Até hoje, no Estado, nenhum posto foi punido com severidade, por isso, e não teve sua inscrição cassada, conforme várias entidades ligadas ao setor denunciaram e este Jornal publicou. E existe lei, segundo a qual todo estabelecimento que adquire, transporta, distribui, estoca ou revende derivados de petróleo e álcool carburante, em desconformidade com a lei, terá sua inscrição cancelada. A Secretaria Estadual da Fazenda informa que nos últimos três anos autuou 255 postos. Mas nenhum foi por adulteração, embora a existência de denúncias. Óbvio que, impunes, esses delinquentes continuam a agir, absorvendo lucros com as misturas criminosas e causando danos aos veículos e ao desempenho deles. Prisões já aconteceram, mas logo os infratores ganham liberdade, e a matriz das fraudes - que é o posto - continua em poder desses maus empresários. A punição precisa ser mais dura. Por tratar-se de um crime contra o consumidor, o Procon é informado pela Polícia mas a cassação da inscrição não ocorre.
Se a sonegação prejudica a Fazenda, a ação é rápida - e assim deve ser - mas o mesmo precisa acontecer também com quem faz misturas fora das normas ou adicionando no combustível automotor ingredientes como a água. O Paraná não tem convênio com a Agência Nacional de Petróleo para receber as análises dos combustíveis fraudados, e não se compreende que isso ocorra.

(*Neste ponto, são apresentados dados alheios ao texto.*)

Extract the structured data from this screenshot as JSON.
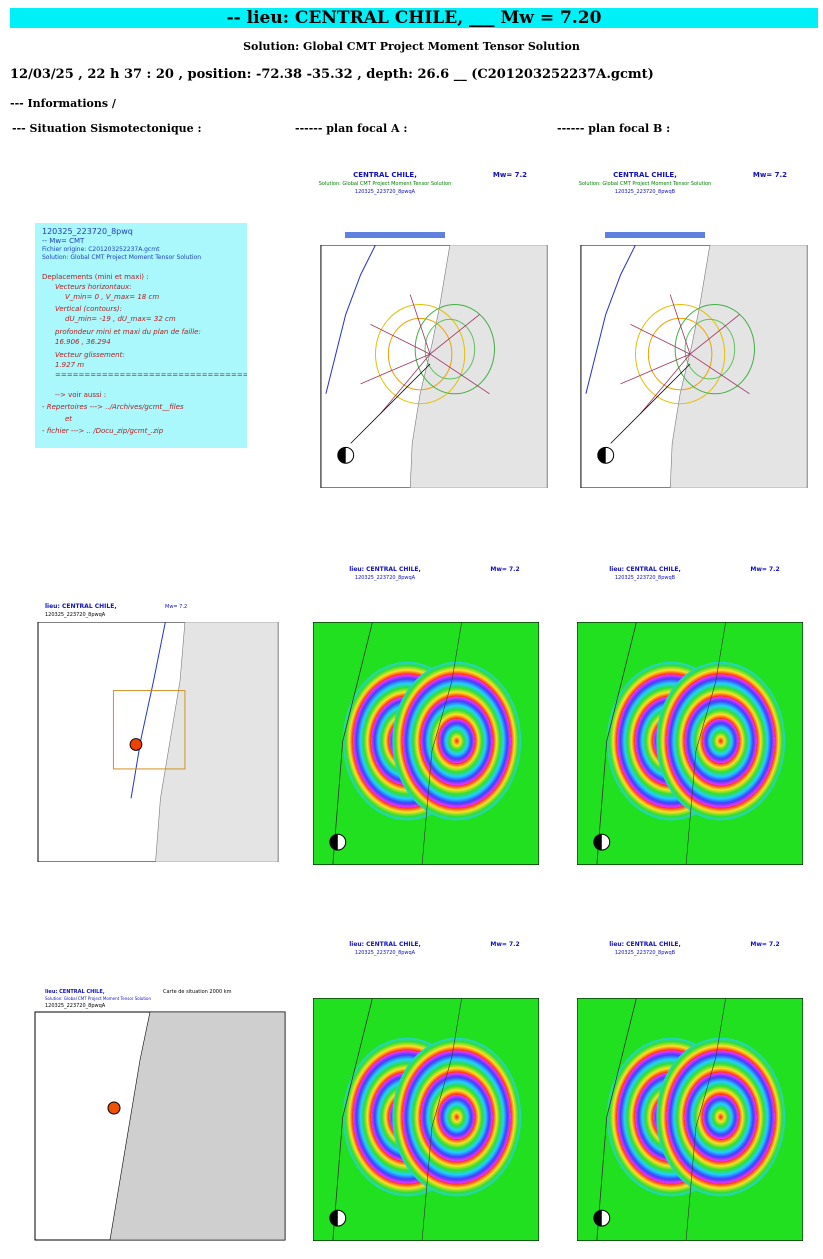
{
  "header": {
    "title": "-- lieu: CENTRAL CHILE, ___ Mw = 7.20",
    "subtitle": "Solution: Global CMT Project Moment Tensor Solution",
    "event_line": "12/03/25 , 22 h 37 : 20 , position: -72.38 -35.32 , depth: 26.6 __ (C201203252237A.gcmt)",
    "informations": "--- Informations /"
  },
  "columns": [
    "--- Situation Sismotectonique :",
    "------ plan focal A :",
    "------ plan focal B :"
  ],
  "info_box": {
    "lines": [
      "120325_223720_8pwq",
      "-- Mw= CMT",
      "Fichier origine: C201203252237A.gcmt",
      "Solution: Global CMT Project Moment Tensor Solution",
      "Deplacements (mini et maxi) :",
      "Vecteurs horizontaux:",
      "V_min= 0 , V_max= 18 cm",
      "Vertical (contours):",
      "dU_min= -19 , dU_max= 32 cm",
      "profondeur mini et maxi du plan de faille:",
      "16.906 , 36.294",
      "Vecteur glissement:",
      "1.927 m",
      "==========================================",
      "--> voir aussi :",
      "- Repertoires  --->  ../Archives/gcmt__files",
      "et",
      "- fichier  ---> .. /Docu_zip/gcmt_.zip"
    ]
  },
  "panels": {
    "place": "CENTRAL CHILE,",
    "place_lieu": "lieu: CENTRAL CHILE,",
    "solution": "Solution: Global CMT Project Moment Tensor Solution",
    "id_a": "120325_223720_8pwqA",
    "id_b": "120325_223720_8pwqB",
    "mw": "Mw= 7.2",
    "map_title": "Carte de situation 2000 km"
  }
}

Já em São Paulo, mais de 500 postos tiveram a inscrição estadual cassada pelo delito de adulterar combustíveis. E a lei é a mesma. Com a diferença de que lá funciona e aqui não. Autuações e interdições acontecem, mas não a suspensão da inscrição. Deteriorar combustível não é um delito simples para ser menosprezado, no Paraná, pela razão já justificada do dano causado ao motor do veículo, que é um bem de grande valor.